El droide cirujano apareció entonces de la nada, trayendo consigo un pequeño tumulto de mantas, dentro del cual un bebé yacía solemnemente apaciguado.
— Es un niño. — advirtió Obi-Wan.
— Luke… — profirió Padmé.
Un droide se adelantó después del otro, trayendo consigo el mismo tumulto de mantas, con un niño tan tranquilo y solemne como el anterior.
— Es niña. — dijo el droide.
— Se llamará… Leia. — y Padmé sonrió, sintiéndose feliz por apenas cinco segundos, hasta que pudo acordarse de quién había predicho que su hijo iba a ser niña.
— Anakin…
— Anakin no está, Padmé.
— Oh. — fue todo lo que pudo articular, y nuevamente su mirada se tornó lejana, sumiéndose en las negras espesuras que envolvían su alma.

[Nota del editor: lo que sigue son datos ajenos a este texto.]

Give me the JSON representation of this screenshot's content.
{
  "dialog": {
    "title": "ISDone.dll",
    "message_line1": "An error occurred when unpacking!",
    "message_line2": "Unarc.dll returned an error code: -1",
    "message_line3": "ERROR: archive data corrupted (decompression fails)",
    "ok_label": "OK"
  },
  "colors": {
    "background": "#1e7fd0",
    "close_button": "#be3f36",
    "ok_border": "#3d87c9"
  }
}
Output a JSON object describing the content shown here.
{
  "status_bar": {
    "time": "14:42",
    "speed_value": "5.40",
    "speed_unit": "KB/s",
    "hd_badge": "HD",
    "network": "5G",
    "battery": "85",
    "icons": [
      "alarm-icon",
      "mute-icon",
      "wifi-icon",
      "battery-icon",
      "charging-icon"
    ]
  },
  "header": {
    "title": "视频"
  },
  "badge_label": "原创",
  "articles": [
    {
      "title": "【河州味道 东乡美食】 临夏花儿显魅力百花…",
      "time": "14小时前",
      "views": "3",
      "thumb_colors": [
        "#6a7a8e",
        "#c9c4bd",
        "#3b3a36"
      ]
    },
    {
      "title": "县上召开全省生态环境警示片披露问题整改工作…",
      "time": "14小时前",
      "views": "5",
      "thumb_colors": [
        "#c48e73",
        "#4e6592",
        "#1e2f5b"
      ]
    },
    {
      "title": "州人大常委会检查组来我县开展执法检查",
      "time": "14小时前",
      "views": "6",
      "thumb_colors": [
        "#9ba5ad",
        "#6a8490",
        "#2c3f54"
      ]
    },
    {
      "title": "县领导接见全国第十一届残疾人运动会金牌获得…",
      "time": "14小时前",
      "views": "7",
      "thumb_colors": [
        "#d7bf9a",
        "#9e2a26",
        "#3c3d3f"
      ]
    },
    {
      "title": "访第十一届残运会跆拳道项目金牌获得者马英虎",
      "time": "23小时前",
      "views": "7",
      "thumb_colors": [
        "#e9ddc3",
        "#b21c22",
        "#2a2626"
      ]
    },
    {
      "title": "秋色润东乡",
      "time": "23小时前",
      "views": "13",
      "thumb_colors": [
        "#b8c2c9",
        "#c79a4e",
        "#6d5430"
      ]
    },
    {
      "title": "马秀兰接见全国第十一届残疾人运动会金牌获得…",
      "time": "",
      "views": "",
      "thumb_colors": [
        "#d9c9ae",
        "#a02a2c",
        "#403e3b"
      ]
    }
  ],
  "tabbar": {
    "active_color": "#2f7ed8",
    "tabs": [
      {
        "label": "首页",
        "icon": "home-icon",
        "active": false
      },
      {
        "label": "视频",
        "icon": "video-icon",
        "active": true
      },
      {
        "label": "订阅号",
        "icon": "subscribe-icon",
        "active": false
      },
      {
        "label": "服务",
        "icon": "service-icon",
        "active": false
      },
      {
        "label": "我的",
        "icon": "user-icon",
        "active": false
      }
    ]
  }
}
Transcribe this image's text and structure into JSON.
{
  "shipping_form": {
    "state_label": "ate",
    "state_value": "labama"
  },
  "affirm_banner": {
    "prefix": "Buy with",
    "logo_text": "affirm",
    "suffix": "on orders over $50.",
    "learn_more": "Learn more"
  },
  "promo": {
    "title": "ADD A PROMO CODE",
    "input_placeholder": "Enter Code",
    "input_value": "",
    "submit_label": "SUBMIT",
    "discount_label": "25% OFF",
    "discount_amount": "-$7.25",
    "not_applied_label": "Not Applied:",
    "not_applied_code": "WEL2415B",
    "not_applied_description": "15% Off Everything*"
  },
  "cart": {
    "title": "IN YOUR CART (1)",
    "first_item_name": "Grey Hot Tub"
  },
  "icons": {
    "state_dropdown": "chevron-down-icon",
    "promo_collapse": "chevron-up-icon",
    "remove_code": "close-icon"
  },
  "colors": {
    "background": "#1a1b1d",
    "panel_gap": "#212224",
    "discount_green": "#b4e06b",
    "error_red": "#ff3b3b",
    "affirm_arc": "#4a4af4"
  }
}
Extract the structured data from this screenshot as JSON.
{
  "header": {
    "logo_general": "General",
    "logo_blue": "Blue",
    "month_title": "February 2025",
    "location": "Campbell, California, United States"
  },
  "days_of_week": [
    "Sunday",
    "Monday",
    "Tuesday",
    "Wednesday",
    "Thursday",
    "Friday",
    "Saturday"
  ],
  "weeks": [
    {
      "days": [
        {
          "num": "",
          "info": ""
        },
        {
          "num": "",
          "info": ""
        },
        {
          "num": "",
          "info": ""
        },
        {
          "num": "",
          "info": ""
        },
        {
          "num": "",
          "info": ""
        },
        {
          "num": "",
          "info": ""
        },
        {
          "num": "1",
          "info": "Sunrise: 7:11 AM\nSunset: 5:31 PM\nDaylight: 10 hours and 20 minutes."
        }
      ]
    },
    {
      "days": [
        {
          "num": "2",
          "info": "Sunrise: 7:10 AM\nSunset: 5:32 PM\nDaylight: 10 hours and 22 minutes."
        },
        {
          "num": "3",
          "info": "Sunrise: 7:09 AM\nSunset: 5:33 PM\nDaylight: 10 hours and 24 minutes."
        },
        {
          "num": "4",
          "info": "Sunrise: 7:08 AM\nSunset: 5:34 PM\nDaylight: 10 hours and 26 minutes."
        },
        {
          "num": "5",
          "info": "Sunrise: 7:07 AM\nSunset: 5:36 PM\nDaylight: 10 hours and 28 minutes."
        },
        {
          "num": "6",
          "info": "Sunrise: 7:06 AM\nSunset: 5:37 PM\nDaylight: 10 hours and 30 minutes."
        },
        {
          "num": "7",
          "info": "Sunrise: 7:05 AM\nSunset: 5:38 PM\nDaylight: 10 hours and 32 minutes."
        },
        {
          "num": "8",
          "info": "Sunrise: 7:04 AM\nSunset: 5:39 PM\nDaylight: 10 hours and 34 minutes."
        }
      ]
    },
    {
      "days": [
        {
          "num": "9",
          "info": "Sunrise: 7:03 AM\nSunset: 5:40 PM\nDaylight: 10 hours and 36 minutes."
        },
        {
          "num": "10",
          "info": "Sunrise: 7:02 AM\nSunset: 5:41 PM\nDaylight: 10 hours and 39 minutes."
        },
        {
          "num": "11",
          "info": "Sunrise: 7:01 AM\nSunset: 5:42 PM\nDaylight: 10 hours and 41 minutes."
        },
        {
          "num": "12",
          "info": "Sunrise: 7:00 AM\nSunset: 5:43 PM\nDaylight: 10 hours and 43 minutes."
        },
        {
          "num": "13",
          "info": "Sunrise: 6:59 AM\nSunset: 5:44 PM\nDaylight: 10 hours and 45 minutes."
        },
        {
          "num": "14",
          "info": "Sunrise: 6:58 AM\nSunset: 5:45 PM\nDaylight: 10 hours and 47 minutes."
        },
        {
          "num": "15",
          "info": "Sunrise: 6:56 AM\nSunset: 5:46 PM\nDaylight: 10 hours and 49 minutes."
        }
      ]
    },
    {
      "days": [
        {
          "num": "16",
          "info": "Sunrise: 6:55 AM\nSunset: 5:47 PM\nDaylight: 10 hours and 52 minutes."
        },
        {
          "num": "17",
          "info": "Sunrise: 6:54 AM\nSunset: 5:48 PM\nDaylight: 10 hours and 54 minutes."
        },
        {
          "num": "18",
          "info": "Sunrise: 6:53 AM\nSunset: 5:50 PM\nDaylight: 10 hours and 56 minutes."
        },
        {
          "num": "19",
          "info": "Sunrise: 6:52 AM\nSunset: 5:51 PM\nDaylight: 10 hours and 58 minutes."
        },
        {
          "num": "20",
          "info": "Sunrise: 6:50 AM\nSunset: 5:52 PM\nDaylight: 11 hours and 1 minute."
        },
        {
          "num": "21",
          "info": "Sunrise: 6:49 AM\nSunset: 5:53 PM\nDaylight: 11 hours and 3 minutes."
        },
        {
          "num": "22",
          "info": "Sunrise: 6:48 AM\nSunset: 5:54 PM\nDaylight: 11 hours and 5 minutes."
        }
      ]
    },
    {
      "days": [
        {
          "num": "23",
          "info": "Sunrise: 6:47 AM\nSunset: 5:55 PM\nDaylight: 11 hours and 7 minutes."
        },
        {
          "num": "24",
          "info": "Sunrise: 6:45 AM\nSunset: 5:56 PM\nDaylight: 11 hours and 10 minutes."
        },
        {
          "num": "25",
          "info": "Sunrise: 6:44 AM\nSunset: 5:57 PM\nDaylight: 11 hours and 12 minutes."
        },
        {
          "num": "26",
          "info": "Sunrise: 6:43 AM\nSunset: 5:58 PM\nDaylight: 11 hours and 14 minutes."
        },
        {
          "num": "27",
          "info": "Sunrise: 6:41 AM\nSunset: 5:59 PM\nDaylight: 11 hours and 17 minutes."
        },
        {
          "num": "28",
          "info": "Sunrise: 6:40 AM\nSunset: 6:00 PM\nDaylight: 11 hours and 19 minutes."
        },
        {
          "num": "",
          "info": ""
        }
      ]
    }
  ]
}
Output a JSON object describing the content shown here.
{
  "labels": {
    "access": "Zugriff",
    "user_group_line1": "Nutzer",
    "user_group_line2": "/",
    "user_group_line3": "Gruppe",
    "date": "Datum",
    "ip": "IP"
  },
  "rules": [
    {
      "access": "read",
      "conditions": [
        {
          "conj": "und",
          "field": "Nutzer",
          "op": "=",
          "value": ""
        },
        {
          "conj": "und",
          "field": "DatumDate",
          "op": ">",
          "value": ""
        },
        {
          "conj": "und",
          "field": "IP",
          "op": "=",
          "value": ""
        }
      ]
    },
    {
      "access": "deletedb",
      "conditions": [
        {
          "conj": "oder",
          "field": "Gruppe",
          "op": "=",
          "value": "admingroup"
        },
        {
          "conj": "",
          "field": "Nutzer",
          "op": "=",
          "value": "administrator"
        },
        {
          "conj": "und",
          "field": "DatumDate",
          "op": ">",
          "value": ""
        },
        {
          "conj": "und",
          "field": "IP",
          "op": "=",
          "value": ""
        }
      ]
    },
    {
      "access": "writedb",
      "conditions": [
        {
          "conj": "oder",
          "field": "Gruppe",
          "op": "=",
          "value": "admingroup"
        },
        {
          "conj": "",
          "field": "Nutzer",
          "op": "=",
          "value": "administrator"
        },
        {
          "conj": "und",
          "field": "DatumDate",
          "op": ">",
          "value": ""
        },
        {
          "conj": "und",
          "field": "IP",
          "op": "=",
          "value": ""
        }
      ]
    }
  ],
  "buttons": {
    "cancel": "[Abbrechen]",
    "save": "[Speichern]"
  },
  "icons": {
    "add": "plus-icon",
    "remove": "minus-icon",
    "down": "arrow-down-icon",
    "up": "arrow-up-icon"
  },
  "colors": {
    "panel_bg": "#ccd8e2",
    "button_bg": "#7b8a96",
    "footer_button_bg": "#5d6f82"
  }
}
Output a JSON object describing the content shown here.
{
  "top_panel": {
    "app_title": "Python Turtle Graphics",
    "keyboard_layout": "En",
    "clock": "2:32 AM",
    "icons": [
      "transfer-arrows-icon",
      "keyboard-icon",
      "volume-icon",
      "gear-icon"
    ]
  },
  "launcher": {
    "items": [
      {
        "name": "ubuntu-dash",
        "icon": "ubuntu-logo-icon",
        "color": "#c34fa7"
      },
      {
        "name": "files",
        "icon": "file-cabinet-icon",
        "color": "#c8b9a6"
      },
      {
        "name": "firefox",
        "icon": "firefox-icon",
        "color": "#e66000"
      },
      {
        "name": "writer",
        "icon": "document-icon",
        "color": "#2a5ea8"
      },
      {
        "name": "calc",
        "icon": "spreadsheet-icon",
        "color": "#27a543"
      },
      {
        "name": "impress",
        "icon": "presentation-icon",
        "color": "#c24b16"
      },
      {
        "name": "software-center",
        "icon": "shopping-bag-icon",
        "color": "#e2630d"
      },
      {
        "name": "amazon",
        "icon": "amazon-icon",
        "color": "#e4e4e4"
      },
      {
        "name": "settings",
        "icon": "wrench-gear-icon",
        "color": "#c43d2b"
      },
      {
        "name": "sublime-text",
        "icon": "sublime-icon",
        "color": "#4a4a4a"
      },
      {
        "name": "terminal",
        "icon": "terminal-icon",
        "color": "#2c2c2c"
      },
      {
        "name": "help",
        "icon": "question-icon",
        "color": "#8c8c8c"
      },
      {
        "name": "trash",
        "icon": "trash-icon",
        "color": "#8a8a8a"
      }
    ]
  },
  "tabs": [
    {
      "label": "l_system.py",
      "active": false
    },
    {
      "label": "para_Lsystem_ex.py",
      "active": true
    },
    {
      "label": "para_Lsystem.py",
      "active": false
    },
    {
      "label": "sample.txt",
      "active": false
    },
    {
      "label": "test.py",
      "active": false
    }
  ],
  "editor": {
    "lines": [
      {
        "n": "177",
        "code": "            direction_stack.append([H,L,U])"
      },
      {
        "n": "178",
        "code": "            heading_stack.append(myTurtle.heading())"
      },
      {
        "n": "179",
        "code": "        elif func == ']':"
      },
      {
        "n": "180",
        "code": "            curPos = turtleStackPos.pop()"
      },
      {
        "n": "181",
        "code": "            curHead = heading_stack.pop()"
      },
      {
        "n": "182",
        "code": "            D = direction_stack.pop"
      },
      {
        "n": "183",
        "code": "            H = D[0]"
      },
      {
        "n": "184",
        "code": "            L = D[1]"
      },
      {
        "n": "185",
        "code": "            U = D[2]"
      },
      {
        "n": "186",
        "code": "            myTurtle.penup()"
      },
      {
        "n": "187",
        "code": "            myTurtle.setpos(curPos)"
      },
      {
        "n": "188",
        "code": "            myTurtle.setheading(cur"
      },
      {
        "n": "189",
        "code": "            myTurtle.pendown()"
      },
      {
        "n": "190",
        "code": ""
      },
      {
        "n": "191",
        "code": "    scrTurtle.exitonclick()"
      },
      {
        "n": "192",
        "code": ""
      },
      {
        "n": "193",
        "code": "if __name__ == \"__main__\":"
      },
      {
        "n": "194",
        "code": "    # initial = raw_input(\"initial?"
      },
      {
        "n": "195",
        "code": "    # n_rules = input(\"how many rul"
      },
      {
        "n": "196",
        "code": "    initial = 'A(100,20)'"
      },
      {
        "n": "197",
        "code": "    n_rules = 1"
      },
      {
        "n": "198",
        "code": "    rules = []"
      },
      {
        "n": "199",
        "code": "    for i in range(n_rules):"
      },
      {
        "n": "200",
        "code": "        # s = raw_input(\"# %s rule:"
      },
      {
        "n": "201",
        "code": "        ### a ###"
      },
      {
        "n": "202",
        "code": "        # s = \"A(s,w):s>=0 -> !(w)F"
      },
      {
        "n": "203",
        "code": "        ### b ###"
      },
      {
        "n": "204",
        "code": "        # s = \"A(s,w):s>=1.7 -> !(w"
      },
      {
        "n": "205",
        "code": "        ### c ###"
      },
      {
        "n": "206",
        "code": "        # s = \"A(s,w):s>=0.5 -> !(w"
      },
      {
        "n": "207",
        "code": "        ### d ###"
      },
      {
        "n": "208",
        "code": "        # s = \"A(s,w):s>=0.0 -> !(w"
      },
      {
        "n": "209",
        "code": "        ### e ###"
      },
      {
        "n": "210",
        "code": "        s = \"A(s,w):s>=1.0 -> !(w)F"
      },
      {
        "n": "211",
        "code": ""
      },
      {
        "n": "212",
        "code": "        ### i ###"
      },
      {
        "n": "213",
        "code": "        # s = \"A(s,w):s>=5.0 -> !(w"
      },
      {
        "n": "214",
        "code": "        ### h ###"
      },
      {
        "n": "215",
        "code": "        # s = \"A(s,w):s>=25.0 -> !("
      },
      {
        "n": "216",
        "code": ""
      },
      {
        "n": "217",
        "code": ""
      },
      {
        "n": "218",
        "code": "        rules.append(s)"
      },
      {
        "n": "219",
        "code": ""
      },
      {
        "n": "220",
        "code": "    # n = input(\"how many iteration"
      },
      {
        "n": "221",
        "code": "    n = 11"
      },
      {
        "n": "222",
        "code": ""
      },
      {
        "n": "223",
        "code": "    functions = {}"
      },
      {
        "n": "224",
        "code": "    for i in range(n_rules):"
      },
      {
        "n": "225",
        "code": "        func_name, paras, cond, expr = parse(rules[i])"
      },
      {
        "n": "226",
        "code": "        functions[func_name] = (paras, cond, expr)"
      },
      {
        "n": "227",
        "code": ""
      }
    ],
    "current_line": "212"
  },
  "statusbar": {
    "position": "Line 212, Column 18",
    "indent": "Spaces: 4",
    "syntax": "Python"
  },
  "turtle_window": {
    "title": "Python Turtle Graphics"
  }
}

— Debemos irnos de aquí, Anakin se ha vuelto peligroso y nada puede hacerse para repararlo. — Padmé miró a Obi-Wan con ojos desorbitados, y por un momento pudo percibir la mirada de una mujer desdichada, presa del dolor de un corazón roto.
— ¿Y mis bebés?
— Los llevaremos a un lugar seguro, junto contigo.
— Anakin…
Obi-Wan suspiró y se dispuso a hablar con el droide de cosas que Padmé prefirió no escuchar. Acarició a Luke con su mano izquierda, mientras con la otra sostenía el regalo que le había hecho Anakin cuando apenas era niño, un japor tallado por él mismo. Padmé divagó por los interminables sitios de su mente, dejando a su inconciente actuar por si mismo, embelesándose con cada escena que trascendían sus ojos, depositando en cada una la poca vida que le quedaba.
Los escáneres resonaron en miles de pitidos ensordecedores, alarmando el desvanecimiento de una vida. Los droides cirujanos se lanzaban quejidos unos a los otros, incomprendiendo la causa del desfallecimiento. Obi-Wan supo que no se trataba de algo físico, y se apresuró a darle a Padmé palabras de aliento.
— Hazlo por tus hijos, Padmé. Tal vez, tal vez podríamos salvarlo.
— ¿Sí? — logró articular Padmé en un susurro, y su sonrisa se tornó borrosa, Obi-Wan pestañaba por apartar las lágrimas. Ojalá pudiera mentirme a mi mismo, pensó. Y de pronto asintió, tratando de recuperar su compostura y de que otra vez sus lágrimas no lograran delatarle.
Pero Padmé no pareció tragarse sus palabras, o tal vez esa pequeña esperanza, que no lograba concebirla del todo, podría ser capaz de acallar sus temores. Aún así, Padmé lanzó un único suspiro, enterrando su rostro en una de las almohadas, incapaz de sobrellevar el destino por primera vez en su vida.